Les facteurs qui font obstacle à la démocratie n’ont pas grand-chose à voir avec la culture ou la religion; ils sont plutôt liés au désir qu’ont ceux qui sont au pouvoir de s’y maintenir à tout prix. Le phénomène n’est pas nouveau, et n’est pas l’apanage d’une région ou l’autre du monde. Dans toutes les cultures, les gens accordent un grand prix à leur liberté de choix et ressentent le besoin d’être associés aux décisions qui les concernent.

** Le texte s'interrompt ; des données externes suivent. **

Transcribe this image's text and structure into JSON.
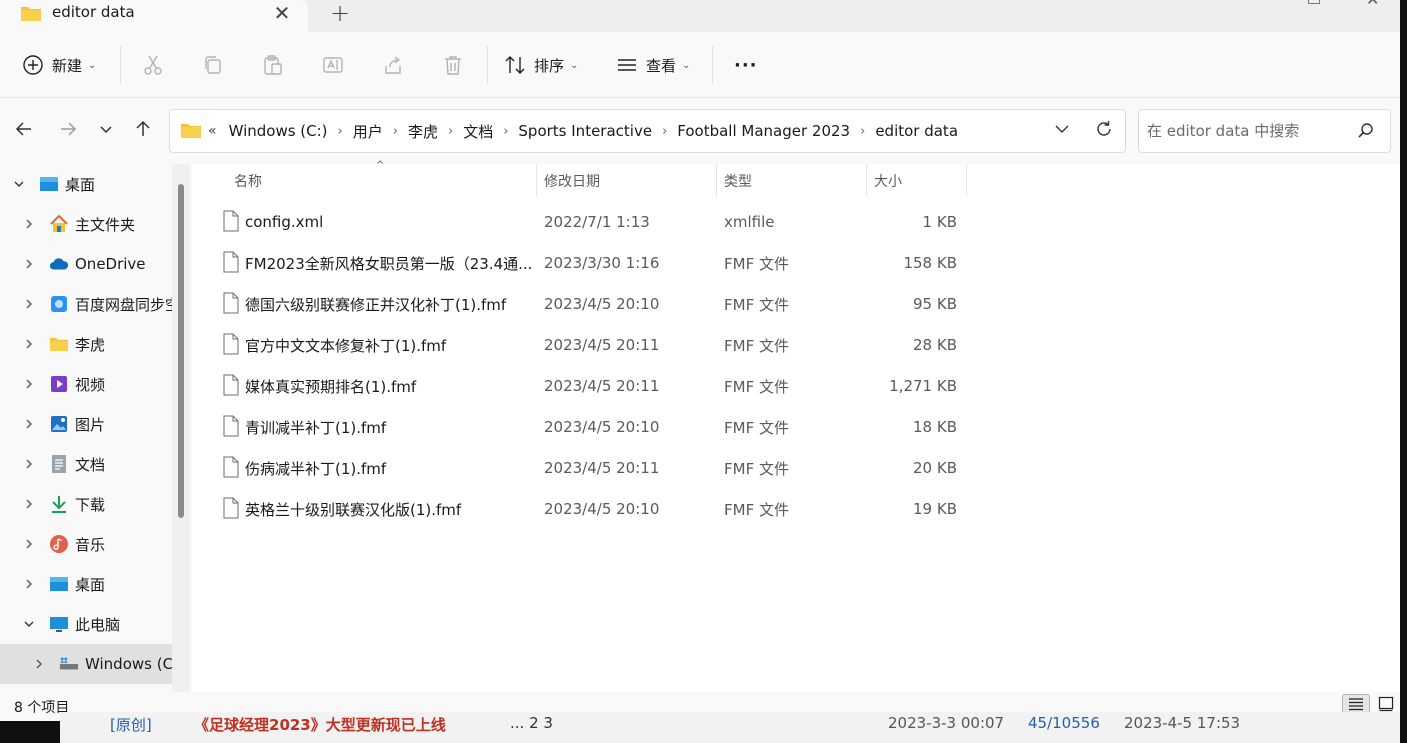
{
  "tab": {
    "title": "editor data",
    "close": "✕",
    "new": "+"
  },
  "toolbar": {
    "new_label": "新建",
    "sort_label": "排序",
    "view_label": "查看",
    "more": "···",
    "icons": [
      "plus-circle-icon",
      "cut-icon",
      "copy-icon",
      "paste-icon",
      "rename-icon",
      "share-icon",
      "delete-icon",
      "sort-icon",
      "view-icon",
      "more-icon"
    ]
  },
  "address": {
    "lead": "«",
    "crumbs": [
      "Windows (C:)",
      "用户",
      "李虎",
      "文档",
      "Sports Interactive",
      "Football Manager 2023",
      "editor data"
    ],
    "sep": "›"
  },
  "search": {
    "placeholder": "在 editor data 中搜索"
  },
  "sidebar": {
    "items": [
      {
        "label": "桌面",
        "icon": "desktop-icon",
        "expanded": true
      },
      {
        "label": "主文件夹",
        "icon": "home-icon"
      },
      {
        "label": "OneDrive",
        "icon": "cloud-icon"
      },
      {
        "label": "百度网盘同步空间",
        "icon": "baidu-sync-icon"
      },
      {
        "label": "李虎",
        "icon": "folder-icon"
      },
      {
        "label": "视频",
        "icon": "video-icon"
      },
      {
        "label": "图片",
        "icon": "pictures-icon"
      },
      {
        "label": "文档",
        "icon": "documents-icon"
      },
      {
        "label": "下载",
        "icon": "download-icon"
      },
      {
        "label": "音乐",
        "icon": "music-icon"
      },
      {
        "label": "桌面",
        "icon": "desktop-icon"
      },
      {
        "label": "此电脑",
        "icon": "computer-icon",
        "expanded": true
      },
      {
        "label": "Windows (C:)",
        "icon": "drive-icon",
        "selected": true
      }
    ]
  },
  "columns": {
    "name": "名称",
    "modified": "修改日期",
    "type": "类型",
    "size": "大小"
  },
  "files": [
    {
      "name": "config.xml",
      "modified": "2022/7/1 1:13",
      "type": "xmlfile",
      "size": "1 KB"
    },
    {
      "name": "FM2023全新风格女职员第一版（23.4通...",
      "modified": "2023/3/30 1:16",
      "type": "FMF 文件",
      "size": "158 KB"
    },
    {
      "name": "德国六级别联赛修正并汉化补丁(1).fmf",
      "modified": "2023/4/5 20:10",
      "type": "FMF 文件",
      "size": "95 KB"
    },
    {
      "name": "官方中文文本修复补丁(1).fmf",
      "modified": "2023/4/5 20:11",
      "type": "FMF 文件",
      "size": "28 KB"
    },
    {
      "name": "媒体真实预期排名(1).fmf",
      "modified": "2023/4/5 20:11",
      "type": "FMF 文件",
      "size": "1,271 KB"
    },
    {
      "name": "青训减半补丁(1).fmf",
      "modified": "2023/4/5 20:10",
      "type": "FMF 文件",
      "size": "18 KB"
    },
    {
      "name": "伤病减半补丁(1).fmf",
      "modified": "2023/4/5 20:11",
      "type": "FMF 文件",
      "size": "20 KB"
    },
    {
      "name": "英格兰十级别联赛汉化版(1).fmf",
      "modified": "2023/4/5 20:10",
      "type": "FMF 文件",
      "size": "19 KB"
    }
  ],
  "status": {
    "count": "8 个项目"
  },
  "background": {
    "items": [
      "[原创]",
      "《足球经理2023》大型更新现已上线",
      "... 2  3",
      "2023-3-3 00:07",
      "45/10556",
      "2023-4-5 17:53"
    ]
  },
  "colors": {
    "folder": "#f3c13a",
    "accent": "#0067c0",
    "selected": "#e0e0e0"
  }
}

L’Organisation des Nations Unies, dont sont membres presque tous les États du monde, est fondée sur le principe de la valeur égale de tous les êtres humains. Elle est ce que nous avons de plus proche d’une institution représentative, en mesure de tenir compte des intérêts de tous les États et de tous les peuples. Grâce à cet instrument universel indispensable au progrès de l’humanité, les États peuvent servir les intérêts de leurs citoyens en déterminant quels intérêts ils ont en commun avec les autres États et en oeuvrant avec eux pour les défendre. C’est probablement pour cette raison que le Comité Nobel dit qu’il « souhaite, en l’année de son centenaire, proclamer que la seule voie possible vers la paix et la coopération dans le monde passe par les Nations Unies ».
À mon sens, le Comité a également tenu compte du fait que les problèmes mondiaux d’aujourd’hui ne nous laissent d’autre choix que de coopérer à l’échelle mondiale. Lorsqu’un gouvernement sape l’état de droit ou viole les droits des citoyens, il devient une menace non seulement pour le peuple de son pays, mais aussi pour les pays voisins et pour le monde entier. Ce dont nous avons besoin aujourd’hui, c’est d’un monde mieux gouverné, par des régimes légitimes et démocratiques qui permettent à tous les individus de s’épanouir et à tous les États de prospérer en coopérant.
Sire, Madame,
Mesdames et messieurs,
Souvenez-vous de la petite fille qui vient de voir le jour en Afghanistan. Certes, sa mère fera tout ce qu’elle peut pour la protéger et l’aider à grandir; il n’en reste pas moins qu’elle a une chance sur quatre de ne pas survivre jusqu’à son cinquième anniversaire. L’aiderons-nous? Ce n’est là qu’une des questions qui éprouvent notre humanité, notre conviction d’être chacun, individuellement, responsable de nos frères et sœurs humains. Mais c’est la seule question qui compte.
Pensez à cette petite fille, et les buts plus généraux que nous poursuivons
– faire reculer la pauvreté, prévenir les conflits, lutter contre la maladie – ne sembleront plus hors de portée, ni même très lointains. Ils paraîtront au contraire tout proches, et tout à fait accessibles, comme ils le devraient. Car sous la surface des États et des nations, des idées et les langues, il y a des êtres humains dans le besoin. Répondre à leurs besoins : ce sera ça, la mission de l’Organisation des Nations Unies au cours du siècle qui commence.Je vous remercie.